"No certificate found" prompt on Chrome in Android

mrconter1 · January 5, 2020, 10:13am

Hello!

I am experiencing problems where I get prompted with the following message on Android when visiting the site with Chrome:

No certifcate found. (image)

SSLLabs rates my website encryption as grade A.

The address to the server is:

https://snippetdepot.com/home/

The server is run using aiohttp 3.6.2 on Debian 10.2. I am currently hosting it on Vultr. I have root access via SSH and the certbot version is 0.31.0.

The following code is used to set up the SSL context in python:

cert = '/etc/letsencrypt/live/snippetdepot.com/fullchain.pem'
key = '/etc/letsencrypt/live/snippetdepot.com/privkey.pem'
ssl_context = ssl.create_default_context()
ssl_context.verify_mode = ssl.CERT_OPTIONAL
ssl_context.load_cert_chain(cert, key)
web.run_app(app, ssl_context=ssl_context, host='78.141.209.170', port='443')

The prompt also occurs on Android with Samsung Internet and on Mac OS with Safari.
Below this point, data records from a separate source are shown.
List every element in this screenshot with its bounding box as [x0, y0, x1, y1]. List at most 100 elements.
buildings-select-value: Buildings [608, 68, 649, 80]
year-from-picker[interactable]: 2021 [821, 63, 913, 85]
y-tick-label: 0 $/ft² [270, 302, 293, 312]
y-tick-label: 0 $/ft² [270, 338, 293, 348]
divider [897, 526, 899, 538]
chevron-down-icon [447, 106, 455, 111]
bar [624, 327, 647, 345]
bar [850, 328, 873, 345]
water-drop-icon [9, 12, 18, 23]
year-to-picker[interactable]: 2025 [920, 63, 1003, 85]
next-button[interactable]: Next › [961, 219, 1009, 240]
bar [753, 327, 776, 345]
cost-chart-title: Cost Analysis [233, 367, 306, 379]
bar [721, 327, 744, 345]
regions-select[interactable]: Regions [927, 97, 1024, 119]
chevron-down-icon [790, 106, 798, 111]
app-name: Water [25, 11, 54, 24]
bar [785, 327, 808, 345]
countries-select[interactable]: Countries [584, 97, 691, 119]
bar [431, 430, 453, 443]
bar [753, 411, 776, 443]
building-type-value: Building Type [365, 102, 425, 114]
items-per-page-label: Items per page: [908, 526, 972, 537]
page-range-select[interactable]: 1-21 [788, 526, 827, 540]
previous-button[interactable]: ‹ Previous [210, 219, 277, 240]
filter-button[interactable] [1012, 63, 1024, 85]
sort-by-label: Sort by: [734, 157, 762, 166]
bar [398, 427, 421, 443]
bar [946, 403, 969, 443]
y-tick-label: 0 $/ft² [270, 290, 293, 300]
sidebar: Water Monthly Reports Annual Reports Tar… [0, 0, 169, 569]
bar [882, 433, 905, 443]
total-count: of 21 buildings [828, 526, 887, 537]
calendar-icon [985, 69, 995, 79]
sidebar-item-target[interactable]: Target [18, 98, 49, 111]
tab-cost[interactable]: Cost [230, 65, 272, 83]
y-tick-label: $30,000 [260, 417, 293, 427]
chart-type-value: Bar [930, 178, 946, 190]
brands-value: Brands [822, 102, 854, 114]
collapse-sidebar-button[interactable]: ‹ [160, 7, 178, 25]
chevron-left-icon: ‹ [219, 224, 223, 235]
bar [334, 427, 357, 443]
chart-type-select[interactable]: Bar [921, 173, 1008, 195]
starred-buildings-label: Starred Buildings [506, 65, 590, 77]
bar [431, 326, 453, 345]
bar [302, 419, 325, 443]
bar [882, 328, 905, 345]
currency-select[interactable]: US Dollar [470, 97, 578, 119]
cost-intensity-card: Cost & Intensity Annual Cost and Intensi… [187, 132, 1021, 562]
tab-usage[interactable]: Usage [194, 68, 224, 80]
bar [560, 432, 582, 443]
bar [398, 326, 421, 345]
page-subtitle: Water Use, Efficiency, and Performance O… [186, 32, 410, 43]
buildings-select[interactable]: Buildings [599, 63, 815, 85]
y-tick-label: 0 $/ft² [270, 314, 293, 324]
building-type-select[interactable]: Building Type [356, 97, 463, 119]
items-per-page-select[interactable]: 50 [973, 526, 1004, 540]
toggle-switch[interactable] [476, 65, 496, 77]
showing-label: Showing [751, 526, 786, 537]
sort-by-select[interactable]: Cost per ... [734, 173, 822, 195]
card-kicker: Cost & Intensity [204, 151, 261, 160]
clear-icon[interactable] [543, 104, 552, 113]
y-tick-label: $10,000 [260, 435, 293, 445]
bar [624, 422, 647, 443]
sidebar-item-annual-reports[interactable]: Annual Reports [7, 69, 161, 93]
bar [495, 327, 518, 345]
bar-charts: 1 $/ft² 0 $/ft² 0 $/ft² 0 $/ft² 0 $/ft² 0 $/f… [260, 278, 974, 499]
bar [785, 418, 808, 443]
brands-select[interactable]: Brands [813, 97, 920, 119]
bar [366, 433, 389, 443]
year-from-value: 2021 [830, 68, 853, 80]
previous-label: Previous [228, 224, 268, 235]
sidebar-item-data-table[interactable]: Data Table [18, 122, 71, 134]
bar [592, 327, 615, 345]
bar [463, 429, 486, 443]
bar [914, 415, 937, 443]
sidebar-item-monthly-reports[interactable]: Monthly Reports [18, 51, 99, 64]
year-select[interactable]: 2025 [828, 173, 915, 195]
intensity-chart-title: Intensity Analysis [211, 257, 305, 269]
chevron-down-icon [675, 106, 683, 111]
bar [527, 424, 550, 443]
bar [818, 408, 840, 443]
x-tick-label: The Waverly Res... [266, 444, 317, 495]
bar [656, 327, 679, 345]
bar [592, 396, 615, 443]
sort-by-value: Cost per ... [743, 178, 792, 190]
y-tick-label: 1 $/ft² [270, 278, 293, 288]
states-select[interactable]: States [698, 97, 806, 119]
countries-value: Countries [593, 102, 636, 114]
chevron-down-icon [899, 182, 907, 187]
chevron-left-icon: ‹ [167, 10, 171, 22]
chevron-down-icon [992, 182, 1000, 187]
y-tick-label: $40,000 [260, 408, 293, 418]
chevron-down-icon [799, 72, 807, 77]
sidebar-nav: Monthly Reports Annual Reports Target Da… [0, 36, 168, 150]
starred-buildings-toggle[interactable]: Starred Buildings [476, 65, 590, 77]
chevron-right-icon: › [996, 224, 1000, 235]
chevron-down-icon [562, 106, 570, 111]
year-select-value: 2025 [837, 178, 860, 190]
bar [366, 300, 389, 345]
It does not seem to be a problem on Linux while using Firefox or Chrome.

Changing fullchain.pem either chain.pem or cert.pem does not seem to make any difference.

Any ideas of how to solve this?

JuergenAuer · January 5, 2020, 10:35am

Hi @mrconter1

there is a request of a client side certificate, not a server side certificate.
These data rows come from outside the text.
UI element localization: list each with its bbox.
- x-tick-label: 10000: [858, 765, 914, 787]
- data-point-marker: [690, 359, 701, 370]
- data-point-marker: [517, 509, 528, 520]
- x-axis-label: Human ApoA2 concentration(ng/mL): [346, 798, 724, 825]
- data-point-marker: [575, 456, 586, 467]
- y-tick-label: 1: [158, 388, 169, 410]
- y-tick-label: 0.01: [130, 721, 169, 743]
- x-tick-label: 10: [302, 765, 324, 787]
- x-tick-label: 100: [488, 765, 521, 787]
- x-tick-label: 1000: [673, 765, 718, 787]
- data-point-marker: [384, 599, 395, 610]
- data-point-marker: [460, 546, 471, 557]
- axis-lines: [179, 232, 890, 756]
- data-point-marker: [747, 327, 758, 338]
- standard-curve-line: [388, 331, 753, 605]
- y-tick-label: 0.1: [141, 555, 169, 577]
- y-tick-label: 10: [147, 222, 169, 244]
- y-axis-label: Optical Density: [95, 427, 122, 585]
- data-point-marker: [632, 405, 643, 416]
So your server has an option activated: "Client certificates optional / required".

Remove that.

mrconter1 · January 5, 2020, 11:06am

You seem to be correct. Changing this line:

ssl_context.verify_mode = ssl.CERT_OPTIONAL

To these:

ssl_context.check_hostname = False
ssl_context.verify_mode = ssl.CERT_NONE

Solved the problem. Thanks!

system · February 4, 2020, 11:06am

This topic was automatically closed 30 days after the last reply. New replies are no longer allowed.